While quintessential means 'representing the most perfect or typical example of a quality or class' [OED], it defines essential as 'absolutely necessary; extremely important'. I have noticed frequent instances of the two being used interchangeably. How did this come about?
Different borrowings, and different metaphors.
Essence is from Latin essentia 'essence, being'.
It's a present active participle of the Latin verb sum, esse, fūī, futūrus 'to be'.
Just for comparison, being is the present active participle of the English verb be, was, been.
Quintessence comes from Mediaeval alchemical Latin, for quinta essentia 'fifth essence', meaning a potion that had been distilled five times. So it probably means being that's a hundred proof or more; i.e, it's an intensifier, like very. But since essence is so immaterial, there's no real difference between the meanings. Quintessence is a learned word, but that may or may not matter.
I don't think they are even near to one another and even if someone comes across their cross reference it's should be considered a mistake.
All one can correlate between the two words is :-
essential > essence of something (necessary for supporting the basics/a survival support )
quintessential > essence of a thing in the purest form (for comfort/luxury/showoff etc.)
Note: Though quintessential has it roots in medival latin which points towards aether [the classic element also known as fifth element(after earth, fire, water, and air)] but to the end that too points towards achieving the purest essence, of one which heavenly bodies are composed.[reference link]
Also through the course of language and literature its meaning has kept on evolving following to current definitions along with their usage examples.
Macmillan: a feature of something that contains all of its main qualities a, person or thing that is a perfect example of something Oxford: representing the most perfect or typical example of a quality or class Oxford advance learning dictionary: the perfect example of something the most important features of something Collins: in such a way as to be most typically representative of a quality, state, etc; perfectly Cambridge dictionary: being the most typical example or most important part of something Merriam webster: constituting, serving as, or worthy of being a pattern to be imitated
To further narrow down the ambiguity here is a brief article on etymology of the same.
I researched this question in hopes to find an easy answer, but I came away more puzzled than when I started.
Here are the synonyms of essential suggested by my computer's on-board thesaurus (sure enough, there is quintessential, listed among the candidates), followed by the definitions provided by its dictionary:
There are two oddities, at least in my mind. First, I can't find anything in the meaning of essential that carries the essence of quintessential; second, when I looked up the other synonyms for essential in the thesaurus (i.e., when I looked up basic, inherent, fundamental, intrinsic, underlying, etc.), they all listed essential as a synonym in the reverse direction. As can be seen by the bottom part of my screenshot, though, essential is conspicuously missing from the listed synonyms of quintessential.

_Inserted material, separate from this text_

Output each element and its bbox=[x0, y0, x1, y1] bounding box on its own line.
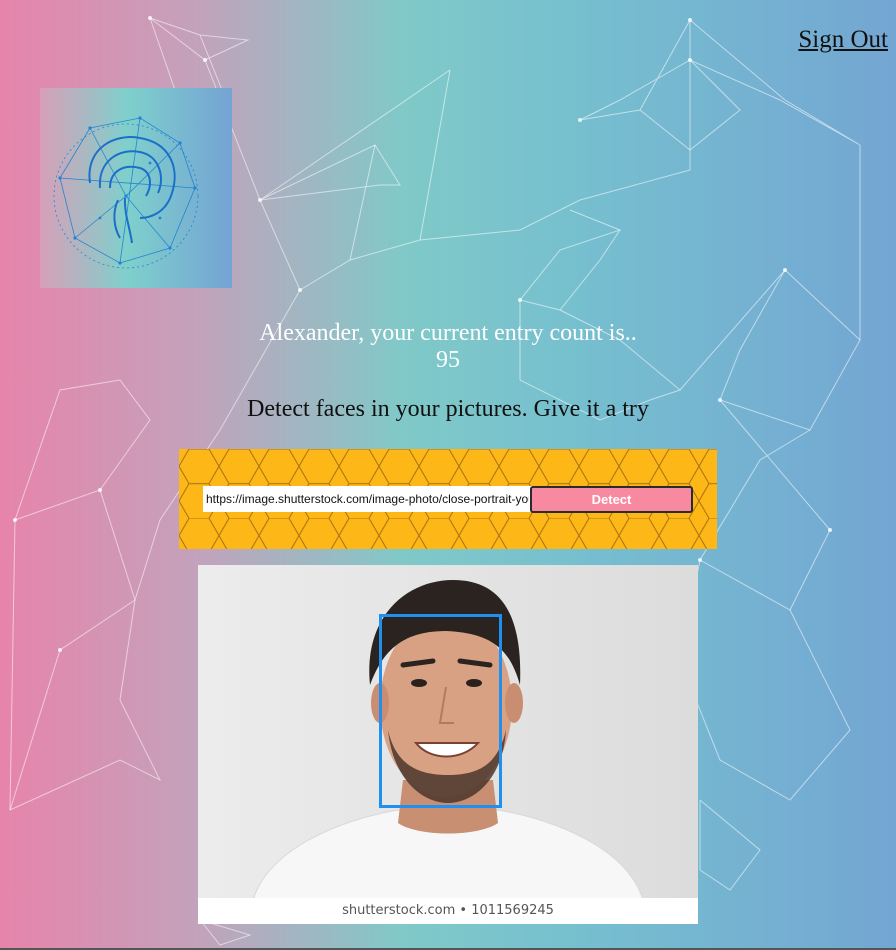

This leads me to believe that using quintessential in place of essential would be a mistake, as Raghav said in an answer, and Kate Gregory mentioned in a comment. Yet it's not too often that such a "mistake" would be supported by a thesaurus.
I even looked up essential and essentially in the OED, as Tim Lymington suggested, and still couldn't find any clear-cut link.

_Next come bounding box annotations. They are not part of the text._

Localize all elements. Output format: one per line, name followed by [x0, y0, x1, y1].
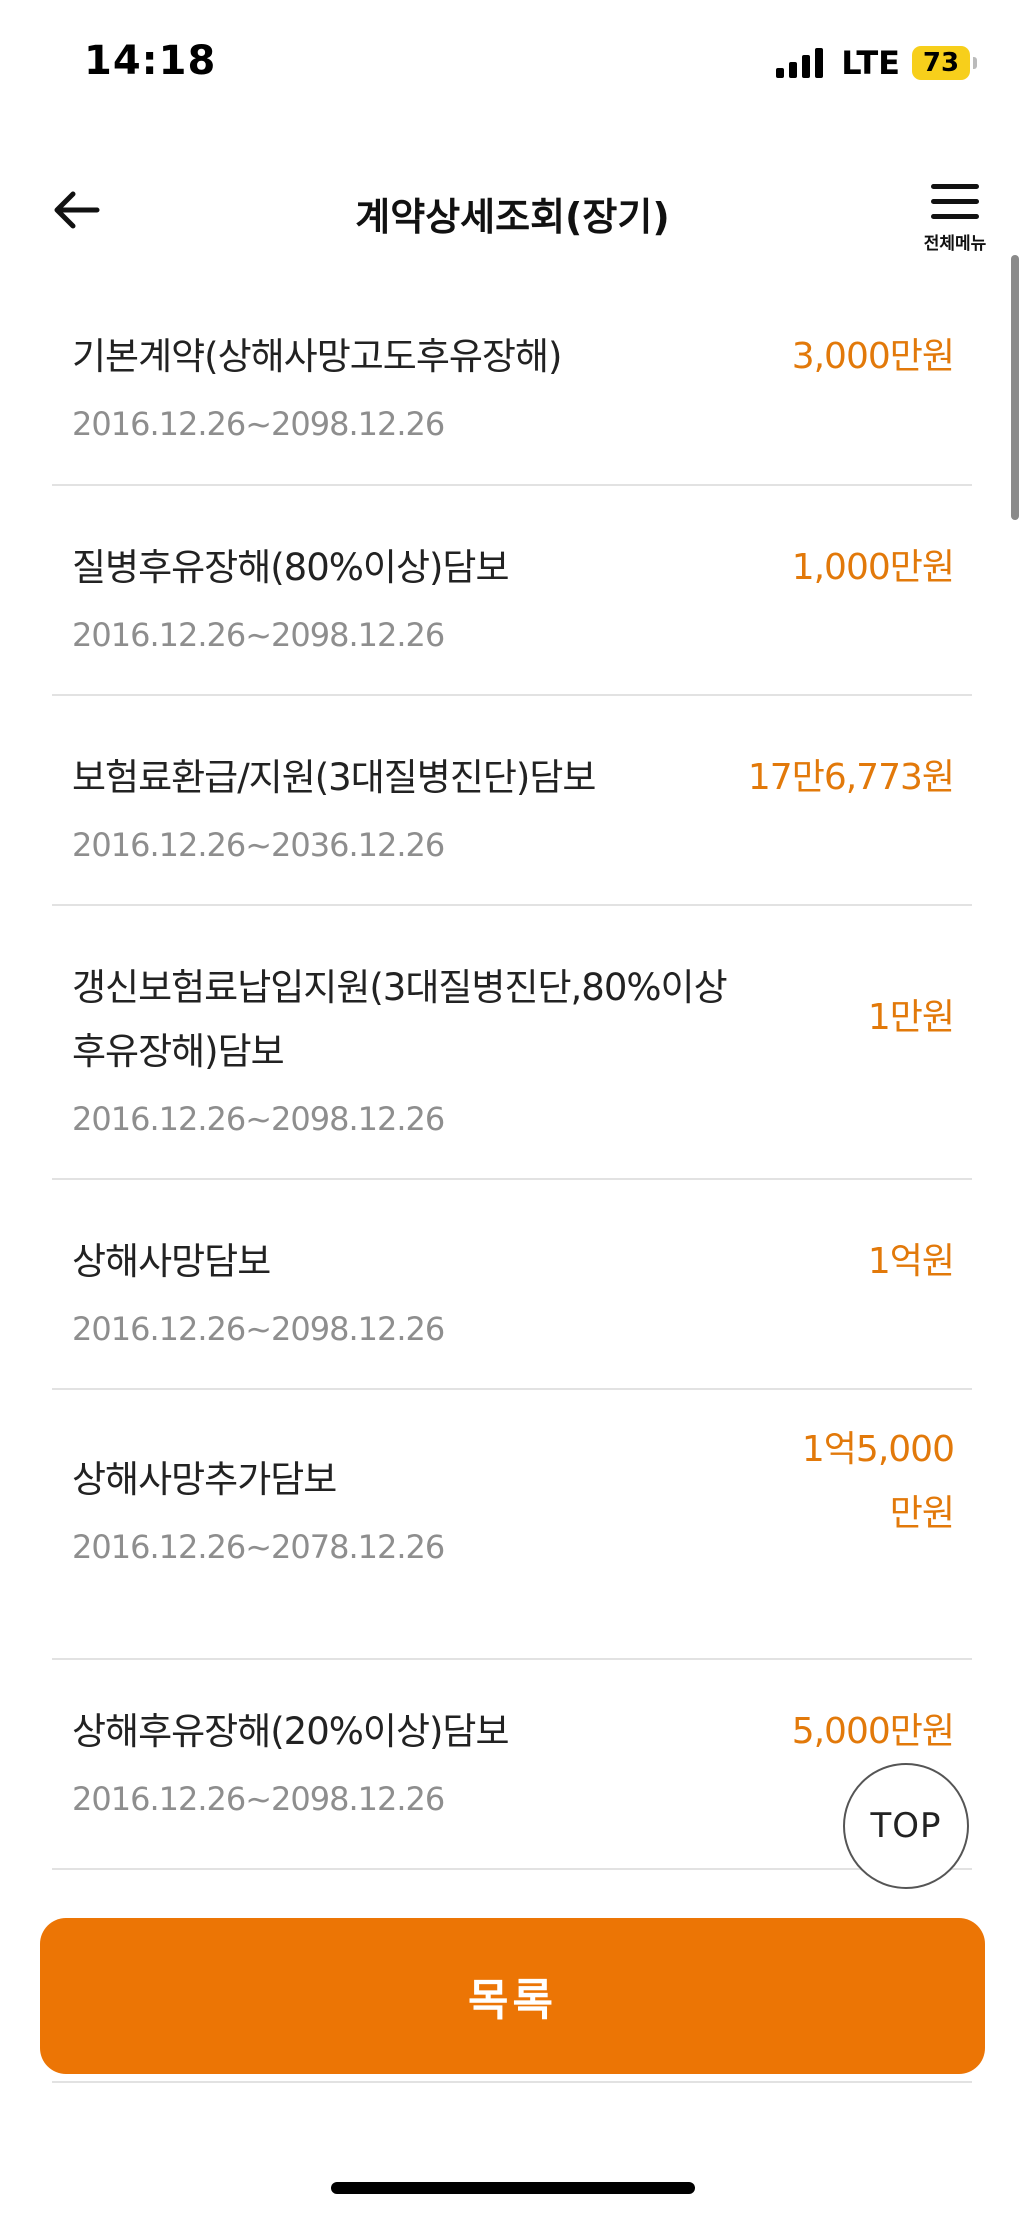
coverage-name: 기본계약(상해사망고도후유장해) — [72, 335, 562, 378]
coverage-name: 상해후유장해(20%이상)담보 — [72, 1710, 510, 1753]
coverage-amount: 1억원 — [867, 1241, 955, 1282]
coverage-amount: 1만원 — [867, 997, 955, 1038]
list-button[interactable]: 목록 — [40, 1918, 985, 2074]
coverage-list: 기본계약(상해사망고도후유장해) 2016.12.26~2098.12.26 3… — [52, 275, 972, 1870]
app-header: 계약상세조회(장기) 전체메뉴 — [0, 150, 1025, 270]
scroll-top-button[interactable]: TOP — [843, 1763, 969, 1889]
status-indicators: LTE 73 — [776, 44, 977, 82]
coverage-period: 2016.12.26~2036.12.26 — [72, 826, 445, 864]
coverage-name: 질병후유장해(80%이상)담보 — [72, 546, 510, 589]
status-time: 14:18 — [84, 38, 217, 84]
hamburger-menu-icon — [931, 184, 979, 219]
coverage-item: 상해사망추가담보 2016.12.26~2078.12.26 1억5,000만원 — [52, 1390, 972, 1660]
coverage-period: 2016.12.26~2098.12.26 — [72, 616, 445, 654]
coverage-info: 기본계약(상해사망고도후유장해) 2016.12.26~2098.12.26 — [72, 325, 746, 447]
status-bar: 14:18 LTE 73 — [0, 0, 1025, 120]
menu-label: 전체메뉴 — [923, 234, 987, 254]
signal-icon — [776, 48, 824, 78]
coverage-period: 2016.12.26~2098.12.26 — [72, 405, 445, 443]
coverage-period: 2016.12.26~2098.12.26 — [72, 1780, 445, 1818]
scrollbar-thumb[interactable] — [1011, 255, 1019, 520]
bottom-divider — [52, 2081, 972, 2083]
coverage-amount: 1,000만원 — [791, 547, 955, 588]
battery-cap — [973, 57, 977, 69]
coverage-period: 2016.12.26~2078.12.26 — [72, 1528, 445, 1566]
coverage-name: 보험료환급/지원(3대질병진단)담보 — [72, 756, 596, 799]
coverage-amount: 1억5,000만원 — [801, 1429, 955, 1534]
coverage-item: 질병후유장해(80%이상)담보 2016.12.26~2098.12.26 1,… — [52, 486, 972, 696]
coverage-item: 갱신보험료납입지원(3대질병진단,80%이상후유장해)담보 2016.12.26… — [52, 906, 972, 1180]
battery-level: 73 — [912, 46, 970, 80]
network-label: LTE — [841, 44, 900, 82]
coverage-info: 상해사망추가담보 2016.12.26~2078.12.26 — [72, 1418, 752, 1570]
battery-icon: 73 — [912, 46, 977, 80]
coverage-period: 2016.12.26~2098.12.26 — [72, 1310, 445, 1348]
coverage-info: 보험료환급/지원(3대질병진단)담보 2016.12.26~2036.12.26 — [72, 746, 746, 868]
page-title: 계약상세조회(장기) — [355, 195, 670, 239]
coverage-name: 상해사망담보 — [72, 1240, 271, 1283]
coverage-info: 상해후유장해(20%이상)담보 2016.12.26~2098.12.26 — [72, 1700, 746, 1822]
coverage-item: 상해사망담보 2016.12.26~2098.12.26 1억원 — [52, 1180, 972, 1390]
full-menu-button[interactable]: 전체메뉴 — [915, 184, 995, 254]
coverage-item: 보험료환급/지원(3대질병진단)담보 2016.12.26~2036.12.26… — [52, 696, 972, 906]
coverage-name: 상해사망추가담보 — [72, 1458, 337, 1501]
coverage-period: 2016.12.26~2098.12.26 — [72, 1100, 445, 1138]
coverage-info: 질병후유장해(80%이상)담보 2016.12.26~2098.12.26 — [72, 536, 746, 658]
home-indicator — [331, 2182, 695, 2194]
coverage-info: 상해사망담보 2016.12.26~2098.12.26 — [72, 1230, 746, 1352]
coverage-name: 갱신보험료납입지원(3대질병진단,80%이상후유장해)담보 — [72, 966, 728, 1073]
coverage-item: 기본계약(상해사망고도후유장해) 2016.12.26~2098.12.26 3… — [52, 275, 972, 486]
coverage-item: 상해후유장해(20%이상)담보 2016.12.26~2098.12.26 5,… — [52, 1660, 972, 1870]
coverage-amount: 17만6,773원 — [747, 757, 955, 798]
coverage-amount: 3,000만원 — [791, 336, 955, 377]
coverage-info: 갱신보험료납입지원(3대질병진단,80%이상후유장해)담보 2016.12.26… — [72, 956, 746, 1142]
coverage-amount: 5,000만원 — [791, 1711, 955, 1752]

Since I was unable to find a satisfactory answer to your question, I feel compelled to upvote it; it is a quintessential etymological puzzler.
Have a look at this:
suggesting that we don't see the words crossing each other, hence I would suggest they have not yet been replaced as yet. Besides in short, essential means indispensable, while quintessential means the most typical. And Thesaurus.com does point out quintessential as a synonym of essential, supporting what you mentioned in your original post, but I guess its like saying I always procrastinate my work then saying I always delay my work until the end.
See an example here.
And both words have a different (and interesting) origin.
- quintessential: derived from quintessence meaning the pure and concentrated essence of a substance. It has its story that Aristotle proposed this when he wanted to name the fifth element as quint + essence.
- essential: having its origin from essence meaning: the basic, real, and invariable nature of a thing or its significant individual feature or features: Freedom is the very essence of our democracy.